Scenario 2: Political Stress and Financial Distress
The period of high growth eventually gave rise to political dissidence, criticisms from private-sector leaders, financial difficulties for government-connected firms, and a mounting national debt problem. These challenges were analogous to those faced by the earlier East Asian dragons. However, unlike their approach of accommodating complexity through market-oriented reforms and democratic processes, China, under President Xi Jinping, opted for intensified hierarchy and centralization. Fear and security concerns began eroding the priority for growth.

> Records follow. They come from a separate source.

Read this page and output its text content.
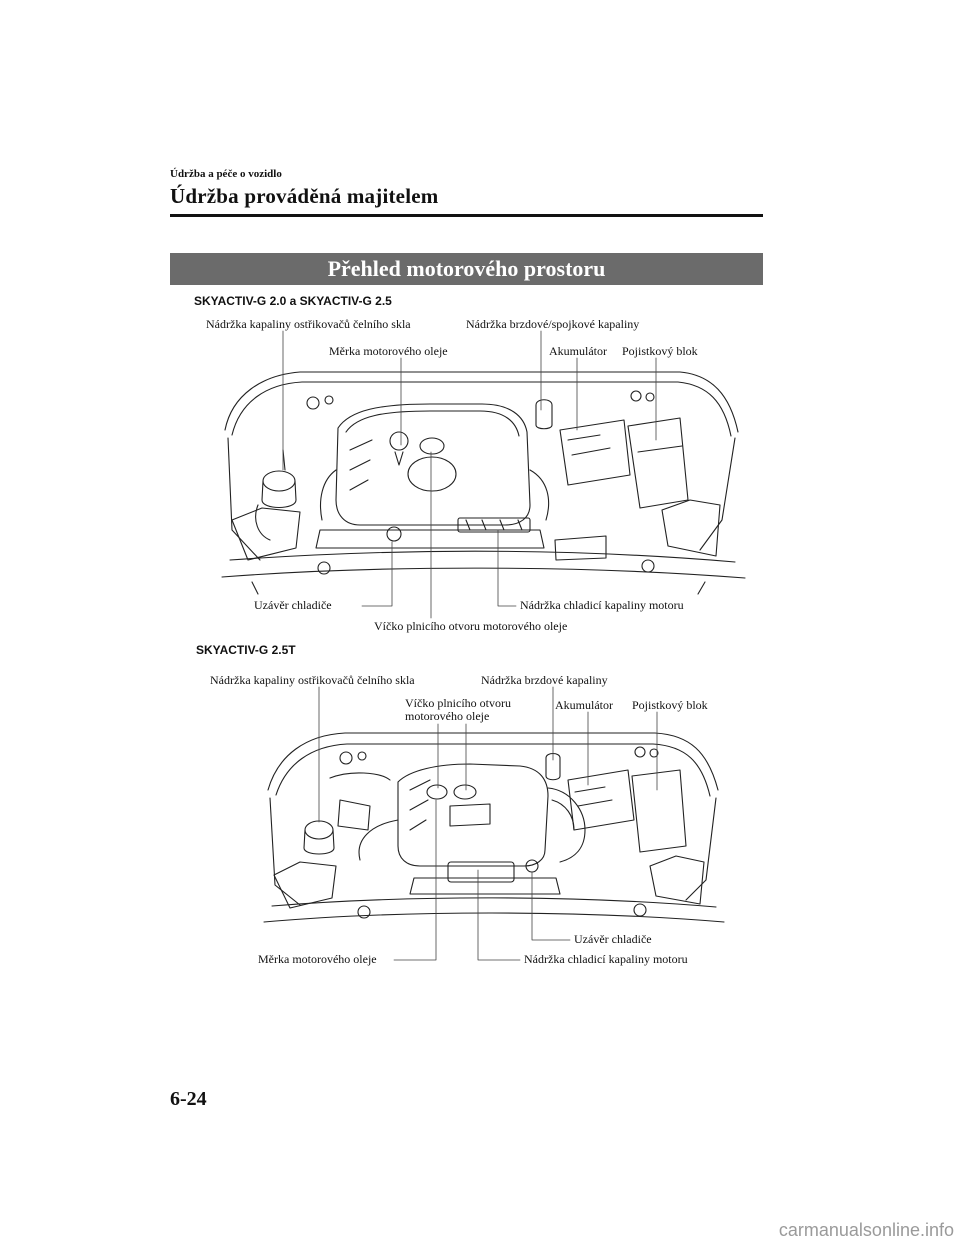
Údržba a péče o vozidlo
Údržba prováděná majitelem
Přehled motorového prostoru
SKYACTIV-G 2.0 a SKYACTIV-G 2.5
Nádržka kapaliny ostřikovačů čelního skla	Nádržka brzdové/spojkové kapaliny
Měrka motorového oleje	Akumulátor Pojistkový blok
Uzávěr chladiče	Nádržka chladicí kapaliny motoru
Víčko plnicího otvoru motorového oleje
SKYACTIV-G 2.5T
Nádržka kapaliny ostřikovačů čelního skla	Nádržka brzdové kapaliny
Víčko plnicího otvoru
motorového oleje
Akumulátor Pojistkový blok
Uzávěr chladiče
Měrka motorového oleje	Nádržka chladicí kapaliny motoru
6-24
carmanualsonline.info
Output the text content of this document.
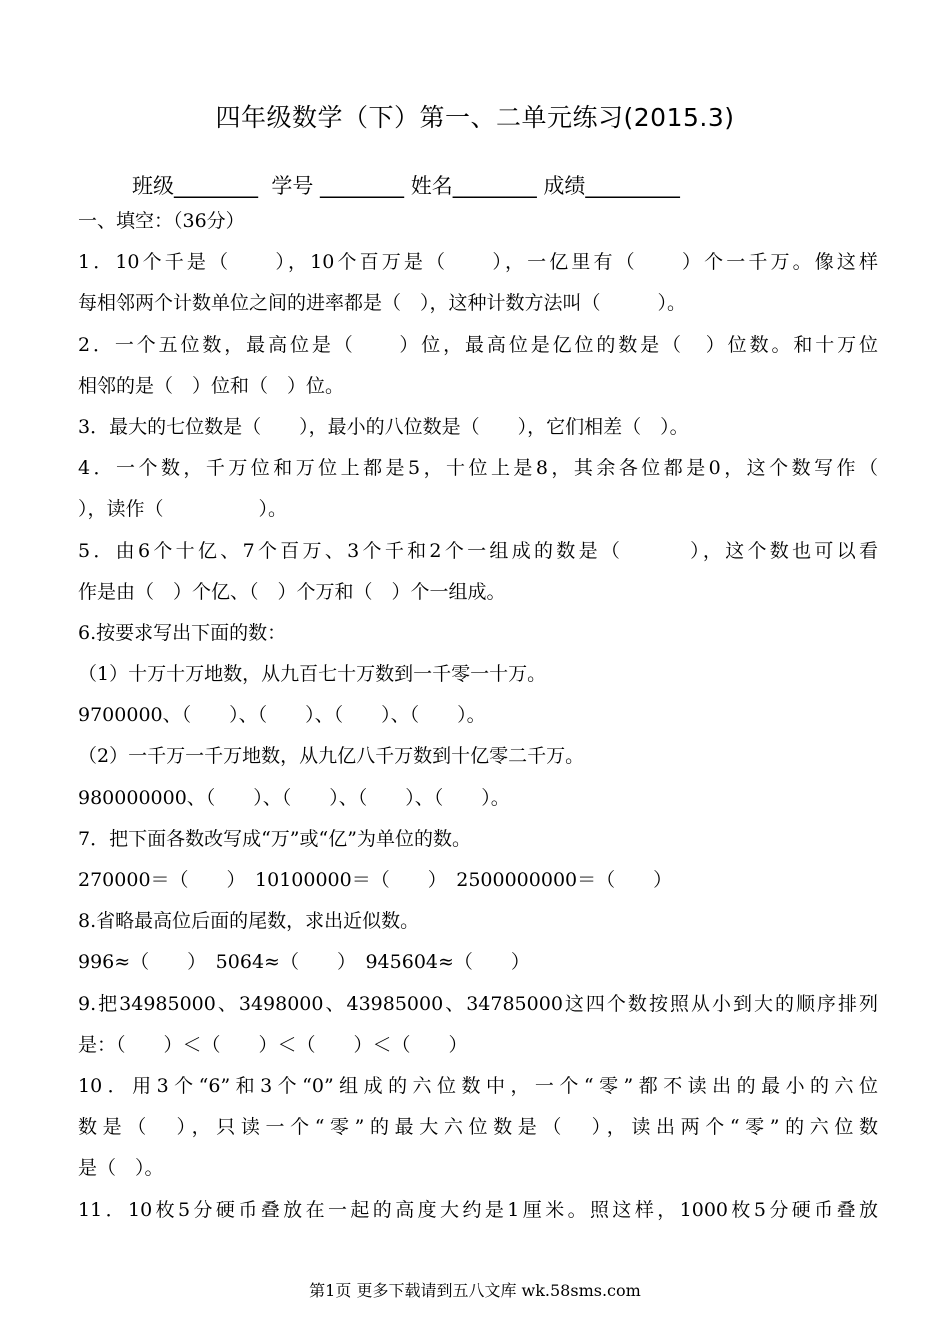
四年级数学（下）第一、二单元练习(2015.3)
班级________  学号 ________ 姓名________ 成绩_________
一、填空：（36分）
1．10个千是（　　），10个百万是（　　），一亿里有（　　）个一千万。像这样
每相邻两个计数单位之间的进率都是（　），这种计数方法叫（　　　）。
2．一个五位数，最高位是（　　）位，最高位是亿位的数是（　）位数。和十万位
相邻的是（　）位和（　）位。
3．最大的七位数是（　　），最小的八位数是（　　），它们相差（　）。
4．一个数，千万位和万位上都是5，十位上是8，其余各位都是0，这个数写作（
），读作（　　　　　）。
5．由6个十亿、7个百万、3个千和2个一组成的数是（　　　），这个数也可以看
作是由（　）个亿、（　）个万和（　）个一组成。
6.按要求写出下面的数：
（1）十万十万地数，从九百七十万数到一千零一十万。
9700000、（　　）、（　　）、（　　）、（　　）。
（2）一千万一千万地数，从九亿八千万数到十亿零二千万。
980000000、（　　）、（　　）、（　　）、（　　）。
7．把下面各数改写成“万”或“亿”为单位的数。
270000＝（　　）　10100000＝（　　）　2500000000＝（　　）
8.省略最高位后面的尾数，求出近似数。
996≈（　　）　5064≈（　　）　945604≈（　　）
9.把34985000、3498000、43985000、34785000这四个数按照从小到大的顺序排列
是：（　　）＜（　　）＜（　　）＜（　　）
10．用3个“6”和3个“0”组成的六位数中，一个“零”都不读出的最小的六位
数是（　），只读一个“零”的最大六位数是（　），读出两个“零”的六位数
是（　）。
11．10枚5分硬币叠放在一起的高度大约是1厘米。照这样，1000枚5分硬币叠放
第1页 更多下载请到五八文库 wk.58sms.com
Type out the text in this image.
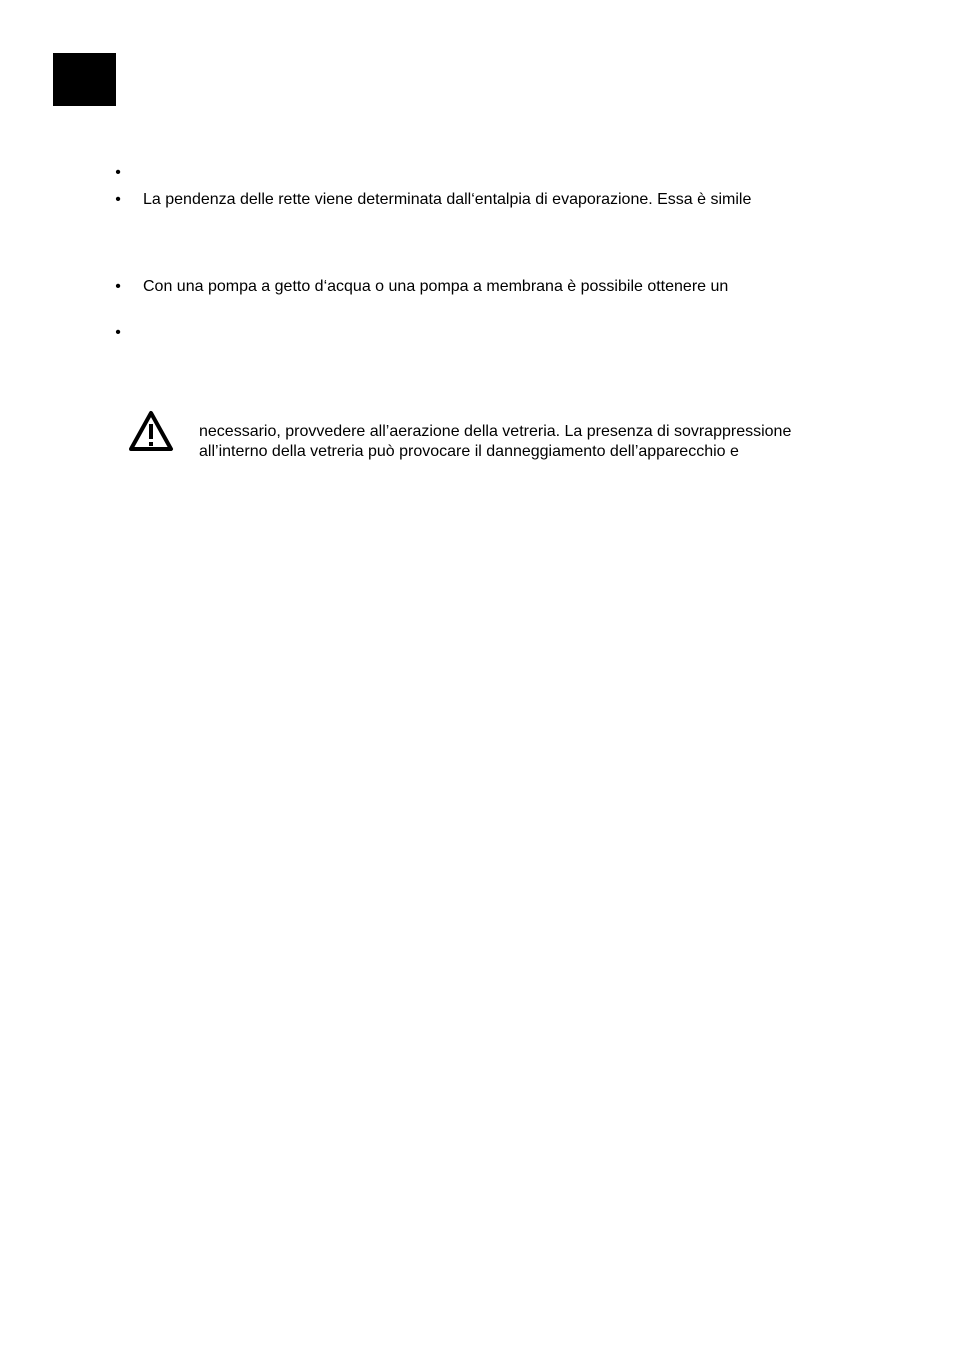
•
• La pendenza delle rette viene determinata dall‘entalpia di evaporazione. Essa è simile
• Con una pompa a getto d‘acqua o una pompa a membrana è possibile ottenere un
•
necessario, provvedere all’aerazione della vetreria. La presenza di sovrappressione
all’interno della vetreria può provocare il danneggiamento dell’apparecchio e
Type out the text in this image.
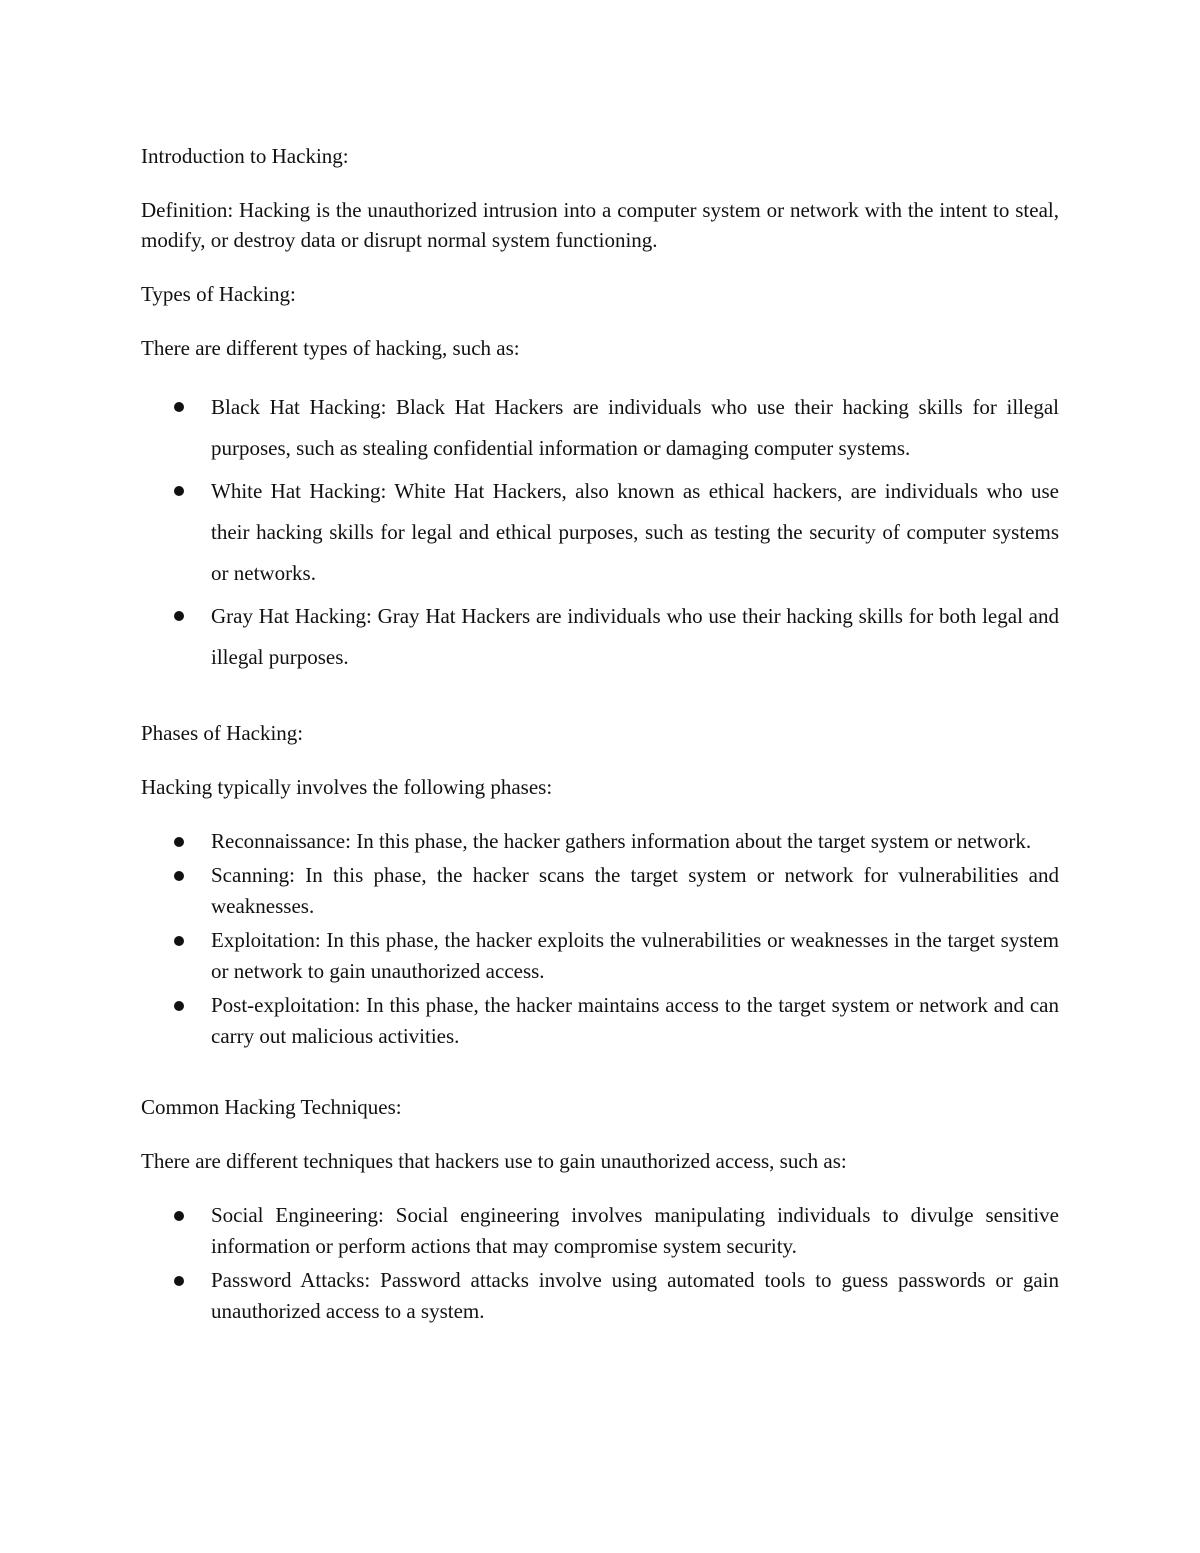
Introduction to Hacking:

Definition: Hacking is the unauthorized intrusion into a computer system or network with the intent to steal, modify, or destroy data or disrupt normal system functioning.

Types of Hacking:

There are different types of hacking, such as:

Black Hat Hacking: Black Hat Hackers are individuals who use their hacking skills for illegal purposes, such as stealing confidential information or damaging computer systems.
White Hat Hacking: White Hat Hackers, also known as ethical hackers, are individuals who use their hacking skills for legal and ethical purposes, such as testing the security of computer systems or networks.
Gray Hat Hacking: Gray Hat Hackers are individuals who use their hacking skills for both legal and illegal purposes.

Phases of Hacking:

Hacking typically involves the following phases:

Reconnaissance: In this phase, the hacker gathers information about the target system or network.
Scanning: In this phase, the hacker scans the target system or network for vulnerabilities and weaknesses.
Exploitation: In this phase, the hacker exploits the vulnerabilities or weaknesses in the target system or network to gain unauthorized access.
Post-exploitation: In this phase, the hacker maintains access to the target system or network and can carry out malicious activities.

Common Hacking Techniques:

There are different techniques that hackers use to gain unauthorized access, such as:

Social Engineering: Social engineering involves manipulating individuals to divulge sensitive information or perform actions that may compromise system security.
Password Attacks: Password attacks involve using automated tools to guess passwords or gain unauthorized access to a system.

Scenario 3: Declining Total Factor Productivity
Sustainable growth ultimately hinges on rising total factor productivity. However, China has witnessed a two-thirds collapse in this crucial measure. Historically, bottom-up innovations have been the primary drivers of productivity growth, while top-down innovations have played a lesser role. Unfortunately, current policies emphasize top-down innovation, inadvertently stifling the bottom-up creativity that fuels growth. The fear of anticorruption accusations has paralyzed the bureaucracy, further impeding progress. Although the private sector contributes the most to growth, credit and investment in this sector have declined substantially due to the state sector's preferential treatment.
Conclusion:
Assuming the persistence of Xi's economic structure, China's growth is expected to slow down to the rate of the earlier East Asian dragons, settling at around 3%. The security policies implemented by Xi will further diminish this growth rate. Despite this slowdown, China will still be one of the world's largest economies, necessitating global engagement. However, without structural changes, China is unlikely to reach income and technological levels comparable to the United States, the European Union, Japan, Australia, South Korea, Taiwan, and Singapore. As such, other countries constrained by China today will gain broader geopolitical space and grow at a faster pace, potentially altering the global power balance.
Emphasizing inclusive development, promoting innovation, striking a balance between central control and market forces, and addressing challenges proactively can pave the way for sustainable economic growth. It's essential for these nations to continuously reassess and adjust their strategies as circumstances evolve, ensuring resilience and adaptability in the face of change.